11.07.2011
By Terry Flanagan

Latency Technology Matures

High-performance network management is deployed to monitor split-second delays.

Among the technological challenges associated with latency monitoring are measurement granularity at high speeds and precision time synchronization.

“Today’s markets require nanosecond measurement on 10 Gbit/sec links,” Donal Byrne, CEO of Corvil, told Markets Media. “To measure latency, you need a synchronized time reference between all measurement points with microsecond latency.

Another important measurement is relative latency.”Everyone measures absolute latency but it is relative latency where the real value lies,” Byrne said. “Measurement of relative latency is challenging, as it typically requires information about the latency of other traders.”

The Corvil network monitoring and analysis system is designed to provide visibility into network performance at the timescales which matter for financial trading.

By deploying measurement appliances at key points within the network that monitor network traffic using either network taps or Cisco SPAN (Switched Port Analyzer) connections, Corvil is able to manage performance in each part of the network where added latency can occur.

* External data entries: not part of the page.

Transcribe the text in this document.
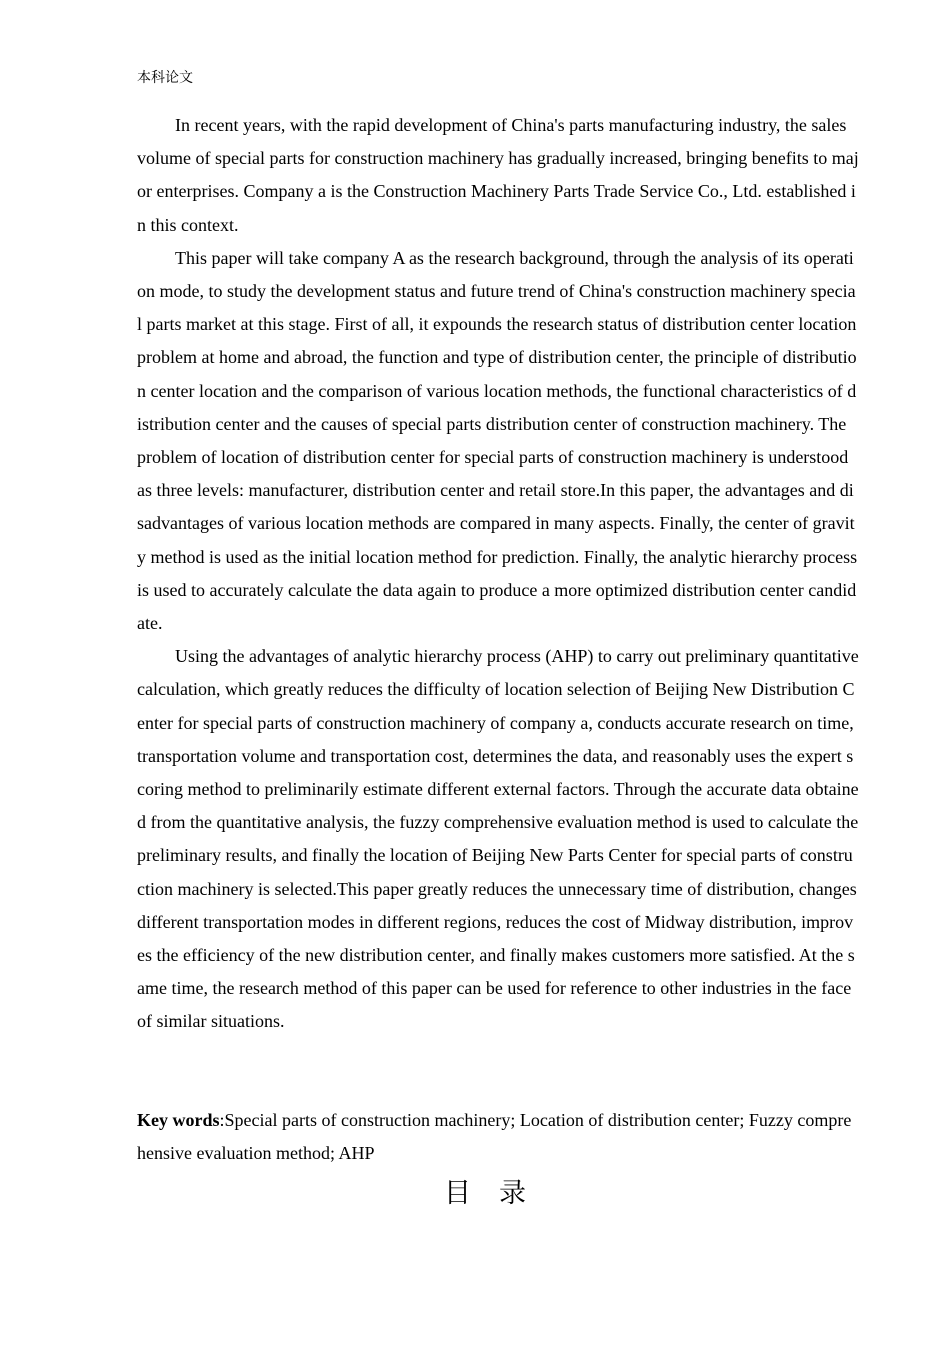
本科论文

In recent years, with the rapid development of China's parts manufacturing industry, the sales volume of special parts for construction machinery has gradually increased, bringing benefits to major enterprises. Company a is the Construction Machinery Parts Trade Service Co., Ltd. established in this context.

This paper will take company A as the research background, through the analysis of its operation mode, to study the development status and future trend of China's construction machinery special parts market at this stage. First of all, it expounds the research status of distribution center location problem at home and abroad, the function and type of distribution center, the principle of distribution center location and the comparison of various location methods, the functional characteristics of distribution center and the causes of special parts distribution center of construction machinery. The problem of location of distribution center for special parts of construction machinery is understood as three levels: manufacturer, distribution center and retail store.In this paper, the advantages and disadvantages of various location methods are compared in many aspects. Finally, the center of gravity method is used as the initial location method for prediction. Finally, the analytic hierarchy process is used to accurately calculate the data again to produce a more optimized distribution center candidate.

Using the advantages of analytic hierarchy process (AHP) to carry out preliminary quantitative calculation, which greatly reduces the difficulty of location selection of Beijing New Distribution Center for special parts of construction machinery of company a, conducts accurate research on time, transportation volume and transportation cost, determines the data, and reasonably uses the expert scoring method to preliminarily estimate different external factors. Through the accurate data obtained from the quantitative analysis, the fuzzy comprehensive evaluation method is used to calculate the preliminary results, and finally the location of Beijing New Parts Center for special parts of construction machinery is selected.This paper greatly reduces the unnecessary time of distribution, changes different transportation modes in different regions, reduces the cost of Midway distribution, improves the efficiency of the new distribution center, and finally makes customers more satisfied. At the same time, the research method of this paper can be used for reference to other industries in the face of similar situations.

Key words:Special parts of construction machinery; Location of distribution center; Fuzzy comprehensive evaluation method; AHP
目录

Another major technological challenge in latency monitoring is the lack of an official latency measurement standard that allows comparison of latency measurements.

That’s starting to change. A group of industry participants have formed the FIX Inter-Party Latency Working Group (FIX IPL), which is developing a standard that will allow the easy assembly of latency information on a consistent basis across multiple organizations.

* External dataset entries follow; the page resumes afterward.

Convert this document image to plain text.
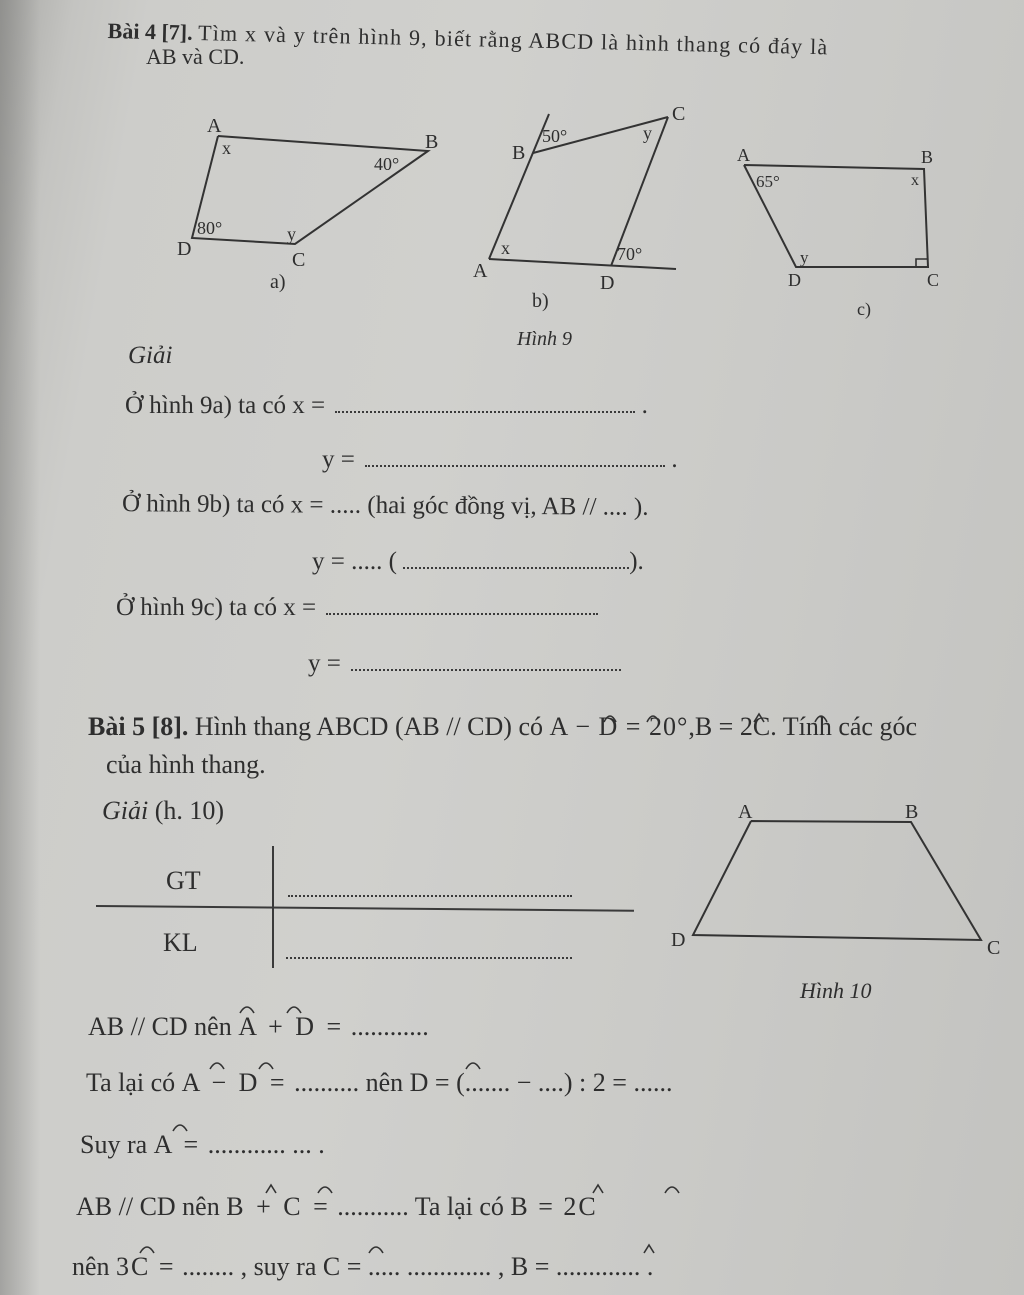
Bài 4 [7]. Tìm x và y trên hình 9, biết rằng ABCD là hình thang có đáy là
AB và CD.
A
B
C
D
x
40°
y
80°
a)
B
C
A
D
x
50°	y
70°
b)
Hình 9
A	B
C
D
65°	x
y
c)
Giải
Ở hình 9a) ta có x =	.
y =	.
Ở hình 9b) ta có x = ..... (hai góc đồng vị, AB // .... ).
y = ..... (	).
Ở hình 9c) ta có x =
y =
Bài 5 [8]. Hình thang ABCD (AB // CD) có A − D = 20°,B = 2C. Tính các góc
của hình thang.
Giải (h. 10)
GT
KL
A	B
C
D
Hình 10
AB // CD nên A + D = ............
Ta lại có A − D = .......... nên D = (....... − ....) : 2 = ......
Suy ra A = ............ ... .
AB // CD nên B + C = ........... Ta lại có B = 2C
nên 3C = ........ , suy ra C = ..... ............. , B = ............. .
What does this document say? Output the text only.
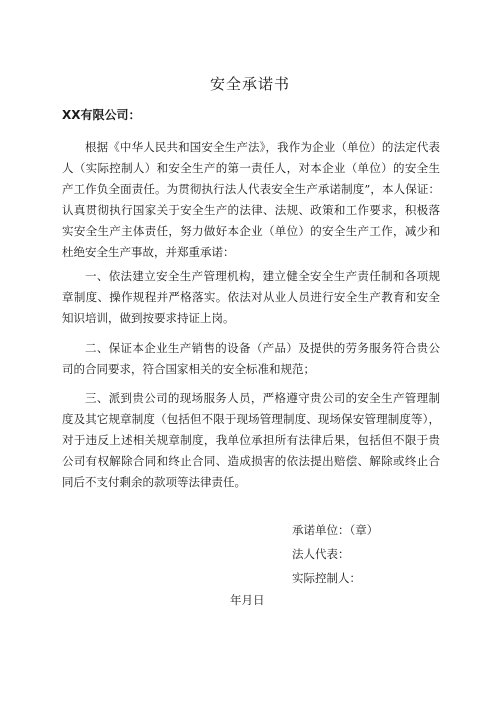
安全承诺书
XX有限公司：

根据《中华人民共和国安全生产法》，我作为企业（单位）的法定代表人（实际控制人）和安全生产的第一责任人，对本企业（单位）的安全生产工作负全面责任。为贯彻执行法人代表安全生产承诺制度”，本人保证：认真贯彻执行国家关于安全生产的法律、法规、政策和工作要求，积极落实安全生产主体责任，努力做好本企业（单位）的安全生产工作，减少和杜绝安全生产事故，并郑重承诺：

一、依法建立安全生产管理机构，建立健全安全生产责任制和各项规章制度、操作规程并严格落实。依法对从业人员进行安全生产教育和安全知识培训，做到按要求持证上岗。

二、保证本企业生产销售的设备（产品）及提供的劳务服务符合贵公司的合同要求，符合国家相关的安全标准和规范；

三、派到贵公司的现场服务人员，严格遵守贵公司的安全生产管理制度及其它规章制度（包括但不限于现场管理制度、现场保安管理制度等），对于违反上述相关规章制度，我单位承担所有法律后果，包括但不限于贵公司有权解除合同和终止合同、造成损害的依法提出赔偿、解除或终止合同后不支付剩余的款项等法律责任。

承诺单位：（章）
法人代表：
实际控制人：
年月日
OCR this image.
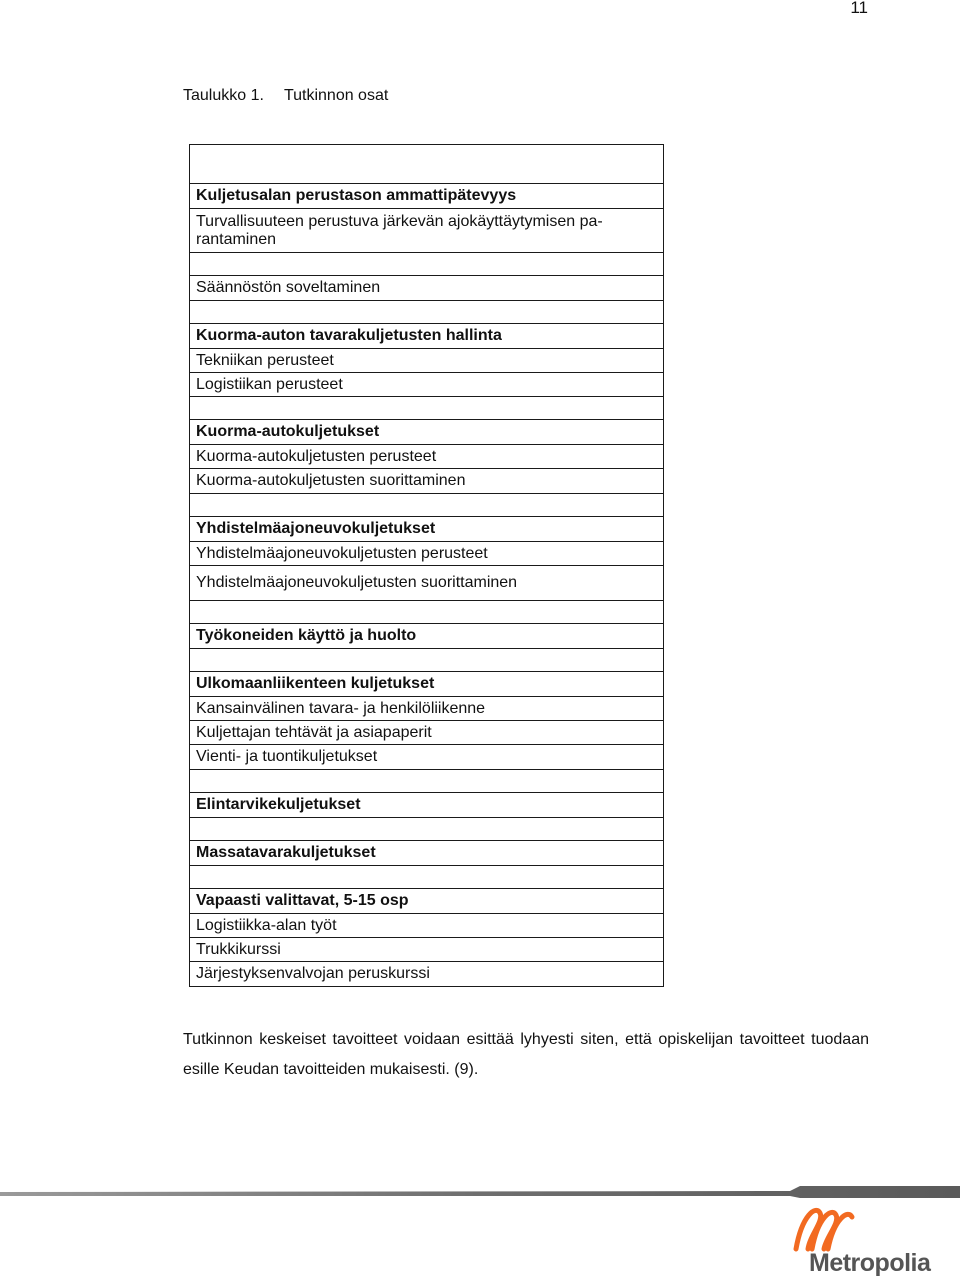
11
Taulukko 1. Tutkinnon osat

Kuljetusalan perustason ammattipätevyys
Turvallisuuteen perustuva järkevän ajokäyttäytymisen pa-
rantaminen

Säännöstön soveltaminen

Kuorma-auton tavarakuljetusten hallinta
Tekniikan perusteet
Logistiikan perusteet

Kuorma-autokuljetukset
Kuorma-autokuljetusten perusteet
Kuorma-autokuljetusten suorittaminen

Yhdistelmäajoneuvokuljetukset
Yhdistelmäajoneuvokuljetusten perusteet
Yhdistelmäajoneuvokuljetusten suorittaminen

Työkoneiden käyttö ja huolto

Ulkomaanliikenteen kuljetukset
Kansainvälinen tavara- ja henkilöliikenne
Kuljettajan tehtävät ja asiapaperit
Vienti- ja tuontikuljetukset

Elintarvikekuljetukset

Massatavarakuljetukset

Vapaasti valittavat, 5-15 osp
Logistiikka-alan työt
Trukkikurssi
Järjestyksenvalvojan peruskurssi
Tutkinnon keskeiset tavoitteet voidaan esittää lyhyesti siten, että opiskelijan tavoitteet tuodaan esille Keudan tavoitteiden mukaisesti. (9).
Metropolia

Latency transparency provides the critical information that allows a trader to assess the level of price risk for a trade opportunity and take the appropriate action.

“With respect to the trade decision process, if a trader knows that the market is experiencing high levels of latency for orders, then there is a higher level of risk that the trader will not be able to get the fill at the price advertised,” Byrne said. “Without latency transparency, the trader will be blind to that risk.”